I'd like to begin blogging for a couple of reasons.  For one, as I've gotten older (jeez, I'm almost 23!) I've become more and more reflective and thoughtful.  I need a diary-like outlet in which to spill my convoluted thoughts with the hope of organizing them.  As a bonus, I hope that somebody somewhere will glean some wisdom from what I write about running, school, life, girls, ways to prevent nipple chafe, or what have you.  Lastly, as I squeeze the last drops of NCAA track eligibility from my collegiate career, I figure it's time to start putting myself out there with the goal of entering the professional running circuit in 2013.

A bit about me:

I'm from Milwaukee, Wisconsin and am currently training and going to graduate school at the University of Texas in Austin.  I ran for Princeton and used all but one indoor season of eligibility there.  Due to Ivy league regulations I could not run my final season in a 5th year, so I had to go elsewhere.  My situation is somewhat unusual: most transfers or graduate students have at least an outdoor or cross country season left, whereas I have only indoor track, the neglected little brother of the other two when it comes to distance events.  I plan to continue training here in Austin following that season and if all goes well, pursue a professional running career.

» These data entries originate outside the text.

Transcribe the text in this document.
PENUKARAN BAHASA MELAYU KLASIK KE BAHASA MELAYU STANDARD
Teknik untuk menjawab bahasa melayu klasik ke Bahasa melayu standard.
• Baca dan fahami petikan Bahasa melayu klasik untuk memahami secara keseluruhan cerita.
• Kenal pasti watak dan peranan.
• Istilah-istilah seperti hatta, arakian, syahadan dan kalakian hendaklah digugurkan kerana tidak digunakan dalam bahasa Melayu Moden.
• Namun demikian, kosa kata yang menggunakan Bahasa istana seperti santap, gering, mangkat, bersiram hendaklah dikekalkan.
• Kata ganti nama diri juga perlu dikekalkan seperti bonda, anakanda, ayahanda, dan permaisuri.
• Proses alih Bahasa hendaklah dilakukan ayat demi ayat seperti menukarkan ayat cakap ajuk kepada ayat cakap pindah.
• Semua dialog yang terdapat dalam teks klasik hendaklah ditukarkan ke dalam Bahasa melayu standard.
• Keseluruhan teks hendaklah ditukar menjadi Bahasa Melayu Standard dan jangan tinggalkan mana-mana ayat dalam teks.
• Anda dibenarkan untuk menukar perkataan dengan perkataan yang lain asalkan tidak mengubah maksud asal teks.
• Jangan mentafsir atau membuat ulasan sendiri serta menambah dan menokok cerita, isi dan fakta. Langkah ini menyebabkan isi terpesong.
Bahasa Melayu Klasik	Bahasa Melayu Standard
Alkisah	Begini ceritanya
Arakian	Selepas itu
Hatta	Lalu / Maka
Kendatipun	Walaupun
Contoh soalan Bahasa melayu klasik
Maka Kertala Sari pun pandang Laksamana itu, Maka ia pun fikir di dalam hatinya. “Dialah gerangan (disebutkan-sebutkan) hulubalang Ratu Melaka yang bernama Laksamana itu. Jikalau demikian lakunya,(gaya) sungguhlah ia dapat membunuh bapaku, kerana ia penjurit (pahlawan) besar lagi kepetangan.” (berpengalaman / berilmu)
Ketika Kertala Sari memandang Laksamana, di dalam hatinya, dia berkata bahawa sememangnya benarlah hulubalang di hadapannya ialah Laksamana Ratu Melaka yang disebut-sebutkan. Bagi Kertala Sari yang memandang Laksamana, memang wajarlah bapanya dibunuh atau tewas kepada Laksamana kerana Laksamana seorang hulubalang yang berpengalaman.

Most of the topics I think I'll write about in this blog will pertain to how running interacts with other aspects of life: work: family, relationships, a social life.  I believe that the ideal approach to training does not necessarily equal a day focused only on running but a balanced one that exercises the mind, body, and emotions.  I attribute my success as a collegiate runner to the additional challenges simultaneously posed by school, relationships, and social interactions.  In short, a runner toughened by more than the stresses of training over a long period of time is more focused, better equipped to react to unexpected situations, and can enjoy the entire process of living as a runner to a fuller extent.

My hope is that runners everywhere and of all ability levels might gain some wisdom from the sharing of my experiences.  The running community has given a lot to me in the past eight years, and I think it's time to begin giving back.